If you’re admitting into the discussion literally any conceivable buggy behavior from public routers you have no control over, then isn’t it pretty clear you can’t have any guarantees about anything whatsoever?
Hello and welcome to the internet. Enjoy your stay!
I think that is the point of these conversations. You shouldn't have application expectations that cannot be met in the real world. Even in your own data center you have far less control over your mirrored switches doing something dumb like sending a stream of packets twice out of their respective interfaces.
In some contexts, sure, you could say literally nothing is "guaranteed." But in this context, we're clearly talking about how distributed systems work in practice, and which behaviors you can reasonably achieve and what tradeoffs you must make. The article clearly states:
> There are essentially three types of delivery semantics: at-most-once, at-least-once, and exactly-once. Of the three, the first two are feasible and widely used.
But in the context you're talking about, even those first two are not "feasible." And in the context you're talking about, there's basically no point in talking about anything you can do to try to achieve certain behavior since there is technically no way to physically guarantee that. What you are saying is definitely not "the point of these conversations," because you're just saying that literally nothing can ever be absolutely guaranteed. Technically true, but not particularly helpful when you're designing real systems to solve real problems, and your systems will mostly operate on infrastructure that mostly does work as intended.

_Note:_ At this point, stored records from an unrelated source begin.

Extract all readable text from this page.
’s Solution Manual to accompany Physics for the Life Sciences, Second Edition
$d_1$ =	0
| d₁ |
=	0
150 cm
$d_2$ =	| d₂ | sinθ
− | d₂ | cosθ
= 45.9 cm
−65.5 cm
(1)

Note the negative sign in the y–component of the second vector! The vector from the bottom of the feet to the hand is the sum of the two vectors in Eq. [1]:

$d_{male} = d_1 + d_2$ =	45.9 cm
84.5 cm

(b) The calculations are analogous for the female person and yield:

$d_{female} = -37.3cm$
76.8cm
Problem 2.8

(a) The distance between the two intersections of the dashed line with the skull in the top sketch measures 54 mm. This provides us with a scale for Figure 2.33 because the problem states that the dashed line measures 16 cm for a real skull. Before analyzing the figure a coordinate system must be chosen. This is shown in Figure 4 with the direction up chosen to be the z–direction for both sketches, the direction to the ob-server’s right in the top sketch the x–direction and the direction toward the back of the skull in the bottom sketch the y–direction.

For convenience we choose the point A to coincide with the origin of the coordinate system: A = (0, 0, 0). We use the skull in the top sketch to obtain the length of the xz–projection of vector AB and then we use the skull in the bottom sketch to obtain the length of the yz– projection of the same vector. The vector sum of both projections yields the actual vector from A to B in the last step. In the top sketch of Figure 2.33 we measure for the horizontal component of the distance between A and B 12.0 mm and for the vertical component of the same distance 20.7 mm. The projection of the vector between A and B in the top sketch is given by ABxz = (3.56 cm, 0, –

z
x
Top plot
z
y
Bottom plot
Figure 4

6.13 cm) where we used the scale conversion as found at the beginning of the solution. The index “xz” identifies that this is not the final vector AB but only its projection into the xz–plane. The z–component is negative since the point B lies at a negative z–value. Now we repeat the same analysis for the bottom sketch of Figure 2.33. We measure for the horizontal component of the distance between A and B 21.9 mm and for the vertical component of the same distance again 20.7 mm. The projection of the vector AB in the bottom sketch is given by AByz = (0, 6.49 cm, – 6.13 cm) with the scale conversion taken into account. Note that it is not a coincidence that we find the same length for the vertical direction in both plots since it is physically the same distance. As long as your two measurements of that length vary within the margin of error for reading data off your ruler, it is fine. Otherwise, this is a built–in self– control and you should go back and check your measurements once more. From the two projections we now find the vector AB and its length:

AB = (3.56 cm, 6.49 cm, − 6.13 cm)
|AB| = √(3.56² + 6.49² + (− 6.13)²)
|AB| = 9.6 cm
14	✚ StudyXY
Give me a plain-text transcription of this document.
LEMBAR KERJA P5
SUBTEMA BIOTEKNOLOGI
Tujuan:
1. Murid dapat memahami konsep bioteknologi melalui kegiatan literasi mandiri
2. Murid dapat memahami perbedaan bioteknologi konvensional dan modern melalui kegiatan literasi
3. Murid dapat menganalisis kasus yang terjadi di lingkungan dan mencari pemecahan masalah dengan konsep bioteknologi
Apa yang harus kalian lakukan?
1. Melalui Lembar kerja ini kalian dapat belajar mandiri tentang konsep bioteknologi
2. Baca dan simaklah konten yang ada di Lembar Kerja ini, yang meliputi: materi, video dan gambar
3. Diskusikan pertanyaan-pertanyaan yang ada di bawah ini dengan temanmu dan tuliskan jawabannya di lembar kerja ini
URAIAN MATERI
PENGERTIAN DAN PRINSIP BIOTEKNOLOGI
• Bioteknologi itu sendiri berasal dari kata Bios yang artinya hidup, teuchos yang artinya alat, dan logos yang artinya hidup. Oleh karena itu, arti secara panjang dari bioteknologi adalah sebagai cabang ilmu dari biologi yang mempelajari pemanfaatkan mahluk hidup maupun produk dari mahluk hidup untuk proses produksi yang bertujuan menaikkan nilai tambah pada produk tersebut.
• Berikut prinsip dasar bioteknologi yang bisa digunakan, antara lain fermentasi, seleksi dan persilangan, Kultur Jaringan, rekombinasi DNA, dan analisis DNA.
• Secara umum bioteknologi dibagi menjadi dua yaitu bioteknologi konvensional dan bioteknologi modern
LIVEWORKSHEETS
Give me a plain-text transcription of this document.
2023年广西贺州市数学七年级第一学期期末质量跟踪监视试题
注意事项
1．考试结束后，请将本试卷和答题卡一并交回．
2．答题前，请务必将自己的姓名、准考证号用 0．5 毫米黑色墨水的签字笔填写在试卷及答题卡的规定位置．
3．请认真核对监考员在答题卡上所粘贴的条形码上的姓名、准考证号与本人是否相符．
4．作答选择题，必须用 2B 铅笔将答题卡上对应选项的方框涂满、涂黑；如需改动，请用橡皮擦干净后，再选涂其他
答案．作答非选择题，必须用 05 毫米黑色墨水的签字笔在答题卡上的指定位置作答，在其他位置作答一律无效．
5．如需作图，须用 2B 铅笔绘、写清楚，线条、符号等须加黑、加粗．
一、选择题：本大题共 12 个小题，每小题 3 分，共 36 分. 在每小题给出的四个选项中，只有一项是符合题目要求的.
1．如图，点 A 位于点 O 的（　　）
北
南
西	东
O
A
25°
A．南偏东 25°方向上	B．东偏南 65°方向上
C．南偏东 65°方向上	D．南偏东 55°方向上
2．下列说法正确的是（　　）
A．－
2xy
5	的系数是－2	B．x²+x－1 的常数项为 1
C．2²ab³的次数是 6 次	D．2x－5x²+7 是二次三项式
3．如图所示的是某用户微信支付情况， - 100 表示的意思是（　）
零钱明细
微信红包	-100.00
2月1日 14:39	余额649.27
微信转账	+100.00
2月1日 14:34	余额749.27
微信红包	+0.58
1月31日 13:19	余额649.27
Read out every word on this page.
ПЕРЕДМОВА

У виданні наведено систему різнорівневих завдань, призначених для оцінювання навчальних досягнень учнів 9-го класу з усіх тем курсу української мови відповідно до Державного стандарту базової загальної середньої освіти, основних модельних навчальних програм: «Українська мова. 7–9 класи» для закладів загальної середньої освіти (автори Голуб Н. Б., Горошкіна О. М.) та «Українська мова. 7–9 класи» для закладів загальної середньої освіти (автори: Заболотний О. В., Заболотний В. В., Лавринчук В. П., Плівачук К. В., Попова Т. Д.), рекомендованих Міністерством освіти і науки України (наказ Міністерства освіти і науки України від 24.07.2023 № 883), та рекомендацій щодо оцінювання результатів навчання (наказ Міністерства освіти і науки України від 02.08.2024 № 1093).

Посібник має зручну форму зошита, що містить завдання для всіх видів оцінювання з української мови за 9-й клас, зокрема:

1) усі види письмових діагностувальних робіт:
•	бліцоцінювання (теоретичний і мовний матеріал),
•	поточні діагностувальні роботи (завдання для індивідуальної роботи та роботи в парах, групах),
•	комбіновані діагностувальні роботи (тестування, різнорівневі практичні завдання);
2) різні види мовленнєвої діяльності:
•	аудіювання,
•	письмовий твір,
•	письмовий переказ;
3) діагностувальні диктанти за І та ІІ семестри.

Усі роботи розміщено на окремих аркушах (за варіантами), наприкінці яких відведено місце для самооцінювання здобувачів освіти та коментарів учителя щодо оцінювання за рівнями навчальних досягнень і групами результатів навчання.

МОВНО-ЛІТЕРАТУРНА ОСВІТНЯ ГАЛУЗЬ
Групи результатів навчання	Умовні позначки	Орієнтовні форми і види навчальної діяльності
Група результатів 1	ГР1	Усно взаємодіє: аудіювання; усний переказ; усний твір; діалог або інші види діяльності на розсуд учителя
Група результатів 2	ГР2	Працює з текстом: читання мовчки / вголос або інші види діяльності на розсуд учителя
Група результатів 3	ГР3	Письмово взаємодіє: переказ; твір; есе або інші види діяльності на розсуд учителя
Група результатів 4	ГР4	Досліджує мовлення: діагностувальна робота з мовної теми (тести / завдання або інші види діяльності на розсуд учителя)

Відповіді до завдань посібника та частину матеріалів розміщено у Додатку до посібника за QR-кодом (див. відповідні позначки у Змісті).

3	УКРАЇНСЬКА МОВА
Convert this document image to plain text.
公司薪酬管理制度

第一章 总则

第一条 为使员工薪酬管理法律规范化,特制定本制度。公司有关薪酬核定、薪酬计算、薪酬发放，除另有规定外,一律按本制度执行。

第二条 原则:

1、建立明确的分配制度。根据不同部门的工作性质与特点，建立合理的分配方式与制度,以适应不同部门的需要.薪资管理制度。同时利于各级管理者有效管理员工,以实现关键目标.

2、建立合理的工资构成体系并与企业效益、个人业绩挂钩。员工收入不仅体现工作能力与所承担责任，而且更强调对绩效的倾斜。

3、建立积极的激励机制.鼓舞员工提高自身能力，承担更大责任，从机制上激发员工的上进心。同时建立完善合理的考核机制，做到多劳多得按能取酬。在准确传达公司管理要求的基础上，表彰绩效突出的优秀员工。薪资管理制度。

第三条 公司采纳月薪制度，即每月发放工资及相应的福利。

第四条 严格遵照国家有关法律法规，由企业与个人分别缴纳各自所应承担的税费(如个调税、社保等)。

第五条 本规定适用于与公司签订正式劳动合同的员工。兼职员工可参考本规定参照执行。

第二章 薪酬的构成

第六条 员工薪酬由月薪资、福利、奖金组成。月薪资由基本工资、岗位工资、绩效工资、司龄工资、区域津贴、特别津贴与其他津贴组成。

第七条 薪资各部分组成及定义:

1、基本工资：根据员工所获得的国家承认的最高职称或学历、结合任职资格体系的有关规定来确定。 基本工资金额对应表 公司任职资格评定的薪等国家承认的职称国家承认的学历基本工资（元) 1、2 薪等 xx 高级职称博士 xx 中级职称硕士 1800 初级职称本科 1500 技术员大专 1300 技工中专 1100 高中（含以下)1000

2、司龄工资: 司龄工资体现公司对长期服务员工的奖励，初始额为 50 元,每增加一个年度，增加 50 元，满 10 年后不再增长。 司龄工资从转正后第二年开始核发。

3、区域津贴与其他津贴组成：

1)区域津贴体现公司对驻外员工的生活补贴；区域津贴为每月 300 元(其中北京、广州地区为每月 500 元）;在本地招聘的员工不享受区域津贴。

I work in financial data — lots of big ol’ UDP multicast streams getting replicated by big routers in private data centers on private lines.
In that context, everything bad can happen, but it rarely does. For example: packets most definitely get dropped, but not every packet does in practice. Packets can get double-sent, but again, not every packet in practice. Packets can get corrupted randomly, but again, not every packet in practice.
The hard mathematical guarantee: nothing at all! You will get a packet from 0 to N times, where N might be arbitrarily large.
The in-practice behavior: mostly kinda works, but be careful! Have a strategy for reordering, a strategy for detecting and handling dupes, and a strategy for when you need to just give up and start from scratch.
The internet is like that but if some router is screwing it up, you can’t call the owner and complain.
You're not trying hard enough. I spent an afternoon on the phone with an ISP in Boston letting them know their BGP was hosed, and consequently black hole'ing my traffic. I had the traceroutes and whois data to prove it.
Nowadays though, it is getting much harder to do so however. I know there's a secret IRC of black belt NetOps out there, but I haven't managed to figure out how to route myself there yet.
(Rumor has it there's a router out there with a reliably flaky network card that'll mangle the packets juuuuuust right. Personally, I think it's all hooey and someone has a really neat IPTables file complete with port knocking)
There's a bit of daylight between "feasible" and "guaranteed".
It turns out it really isn't that much daylight, and it's really easy to overestimate the size of that window. As you scale up, that window gets smaller and smaller, too, which makes it even more exciting.
Nevertheless, it is indeed where real systems are built.
I also disagree that realizing that nothing can be guaranteed is not important to building systems. The more you scale up, the more important it is. It's hugely important. It's one of the major things that separates people who can build real network systems at scale and those who can't. Far from the only such thing, but certainly one of the important ones.
In a broadcast scenario it only takes a temporary instability in the routing tables to cause packets to be duplicated. It's less of an issue nowadays, but you don't control the Internet. It's not a bug because it's not guaranteed that a message won't be delivered twice.
> you can’t have any guarantees about anything whatsoever?
On public networks, yes.
Of course in many cases andyou have to limit what edge cases you deal with unless you have infinite development time, but unexpectedly repeated UDP packets are definitely something that happens often enough to account for it if your protocol could be adversely affected by it.
First rule of networking: Every bad thing that can happen, will.
If nothing else, by sheer bugginess you will certainly have something, at some point, retransmitting UDP packets for no good reason.